Socializing your enterprise analytics boils down to a single word—integration. Even though we can agree that this is a core need as Social Intelligence (SI) permeates across the organization, it’s not a straightforward operation that can be managed in a one-time project. Like the BI of your existing systems and processes, SI is an evolution. As you learn more and ask deeper and broader questions, while reacting to changes in the marketplace, your needs and your vision (and therefore your requirements) will evolve. However, if you wait until there is a crystal-clear understanding, well let’s be honest—you’ll be waiting a long time.
Before you jump to integration, your first step is an understanding of goals. Where are you going? Figuring that out will help drive two major components for integration—what the data points are in your existing BI ecosystem that you’re going to need, and how you’re going to align your SI taxonomies to appropriately merge with that data.
Once you have a concept of your integration goals, you’ll need to set some standards. From an analytics perspective, this usually shows up as one of definitions. The values or “buckets” your data needs to be segmented by are driven by your BI taxonomies, but the definitions in SI are driven by the search representation. Standardization will help you in a few ways. The first is one of extension. As social intelligence grows across the enterprise, you’ll have a single source of truth for the data underneath a given value. The second is one of agility.
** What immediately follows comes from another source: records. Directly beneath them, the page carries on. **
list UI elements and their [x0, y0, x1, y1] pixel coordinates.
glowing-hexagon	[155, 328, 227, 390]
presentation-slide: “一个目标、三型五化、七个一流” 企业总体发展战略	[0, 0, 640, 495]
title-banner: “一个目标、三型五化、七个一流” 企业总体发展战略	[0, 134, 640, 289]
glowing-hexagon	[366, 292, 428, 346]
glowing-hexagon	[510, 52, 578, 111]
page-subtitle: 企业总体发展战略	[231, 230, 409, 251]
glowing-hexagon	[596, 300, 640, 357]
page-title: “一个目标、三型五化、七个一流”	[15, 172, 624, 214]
As you learn and refine what a value means, you can change the search representation of that value, while keeping the taxonomies constant.
Depth comes in three levels, driven by the goals you’ve stated in step one.
Level 1: The Mashup
Your dashboard will need an awareness of how to ask the same question from two different systems, receive the answer to that question, and transform it into a common user experience. Nearly all of your reporting needs should fit into here.
Level 2: Information sharing
Your systems will need to share and store information in two different places, requiring them to know where they need to put it (taxonomy) and how (API and Data format) they’re going to place that information.
Level 3: Programmatic management
Not only is data being pushed in both directions, but the taxonomies and structures are also programmatically managed, such that when new standards are developed, they show up in all systems appropriately.
As you travel down the layers of depth, complexity and cost will grow. Going back to step 1, understanding your goals will help you assess whether that investment is really required to get the answers that you need.
The Practical Aspects
As you work through the three D’s of data integration, the difficulty lies in the definitions. In many ways, the depth is defined by the destination. How you define your world and the taxonomies of measurement is one that includes a fuzzy arena where you move from managed (explicit tracking of concepts using searches) to organic (discovering and identifying topics using unstructured analytics). You’ll need to be prepared for a number of challenges, and your platform will need to be capable of dealing with those for you.
Definitions change. The taxonomy in your company may not change often, but how people talk about your products will. This ongoing evolution will drive changes in the underlying definitions. Since you can’t predict what you don’t know, don’t be afraid to start. Just make sure your platform can allow for changes in definitions, and ease of back checking historical baselines as the searches evolve.
Taxonomies are static, but interests are not. Know where you want to transition from a managed search definition to an organic discovery of what people are talking about. For each subject you’re studying, think about how important sub-topics are from a managed versus organic viewpoint. Managed viewpoints have the advantage of standardization at the cost of work. Organic discovery has the advantage of surfacing what’s important (without the need for asking that question directly), but comes with the cost of not being a managed, and therefore consistent, point of interest.
There’s a lot of data out there, and always more ways to describe the same thing. For each definition, you’ll be balancing recall (getting every single post that pertains to your topic) against precision (getting the right posts that pertain to your topic). Every change results in alterations in measured volumes, sentiment distributions, and other metrics. In a world where there aren’t right answers, be ready to commit to at least one answer. And from my perspective, precision wins over recall. I can address gaps in the comprehensiveness of my definitions over time, but as I move forward, make decisions, and discover new things, I like the assurance that the analytics represents true signal.
What has your experience been with socializing your analytics?